One start in the first 22 matches of this Premier League season has now, ever since the 5-0 win over Norwich in January, been replaced by playing the full 90 minutes in nine of the last 10. We've all heard those offside screams. He was never going to go quietly.

And nor should he have been allowed to.

Carragher's selection over the past few months hasn't been based on sentiment. He has earned his place in the side thanks to the quality of his performances and calming influence on the side.

Whilst youth has been such a key ingredient of all that Brendan Rodgers has looked to achieve this season, that place for experience was always there.
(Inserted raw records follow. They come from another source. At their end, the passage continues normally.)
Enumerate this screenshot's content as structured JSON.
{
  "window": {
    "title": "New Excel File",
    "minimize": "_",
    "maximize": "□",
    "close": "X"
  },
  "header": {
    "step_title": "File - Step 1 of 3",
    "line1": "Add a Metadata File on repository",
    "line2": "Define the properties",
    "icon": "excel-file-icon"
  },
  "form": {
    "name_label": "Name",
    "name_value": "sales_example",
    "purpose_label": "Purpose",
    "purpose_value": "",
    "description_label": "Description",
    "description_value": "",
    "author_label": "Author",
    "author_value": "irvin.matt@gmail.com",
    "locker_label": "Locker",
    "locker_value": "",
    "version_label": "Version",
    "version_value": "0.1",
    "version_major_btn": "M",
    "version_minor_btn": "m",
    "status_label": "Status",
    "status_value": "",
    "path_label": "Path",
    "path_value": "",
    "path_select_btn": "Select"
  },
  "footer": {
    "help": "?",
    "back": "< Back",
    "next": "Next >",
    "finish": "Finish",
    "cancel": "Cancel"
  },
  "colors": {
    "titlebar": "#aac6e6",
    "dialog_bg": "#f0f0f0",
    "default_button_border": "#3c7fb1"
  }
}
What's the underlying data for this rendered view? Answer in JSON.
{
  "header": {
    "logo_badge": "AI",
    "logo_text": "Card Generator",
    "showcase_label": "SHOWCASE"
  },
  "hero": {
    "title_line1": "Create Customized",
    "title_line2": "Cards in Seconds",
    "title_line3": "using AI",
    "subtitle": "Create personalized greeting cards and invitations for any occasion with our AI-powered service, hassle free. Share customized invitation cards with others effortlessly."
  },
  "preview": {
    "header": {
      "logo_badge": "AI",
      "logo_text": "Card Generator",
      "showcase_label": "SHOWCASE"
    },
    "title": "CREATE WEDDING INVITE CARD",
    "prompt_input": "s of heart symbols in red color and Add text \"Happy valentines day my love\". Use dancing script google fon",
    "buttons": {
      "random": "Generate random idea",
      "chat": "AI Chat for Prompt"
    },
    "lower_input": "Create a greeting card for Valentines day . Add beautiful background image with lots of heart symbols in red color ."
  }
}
It is one - although by all means not the only - reason why Steven Gerrard has played every minute of every league game and why Carragher has been so important.

Now though, just those 540 minutes remain.

The matches against Reading, Chelsea, Newcastle, Everton, Fulham and Queens Park Rangers will all provide their own specific challenges, but they should all be enjoyed by supporters who can use them as a chance to say goodbye to one of their greatest stalwarts, the player who sits at No.2 on the club's all-time list of appearances behind the uncatchable Ian Callaghan.

As the 1960s and 70s legend would no doubt tell you, with the end of any season comes reflection either on the good times or the bad, but the end of this campaign should have fans looking a lot further back than just the last nine months.

It'll be the last 17 years that will be uppermost in the vast majority of minds, as memories of a player who never failed to give all it was possible for him to give will come flooding back.

Just 540 minutes remain, but it will perhaps be 30 minutes in Istanbul that Carragher is most remembered for; a time when even the merest hint of a white AC Milan shirt being allowed to get within the vicinity of Jerzy Dudek's goal seemed like a personal affront to him, regardless of how riddled with cramp his body was.

That was Carragher - it still is, and as the clock ticks down on his career it is the moments such as that one that will be remembered.

Five hundred and forty minutes might not seem a long time, but you can rest assured that Carragher will be remembered for a lot longer than that.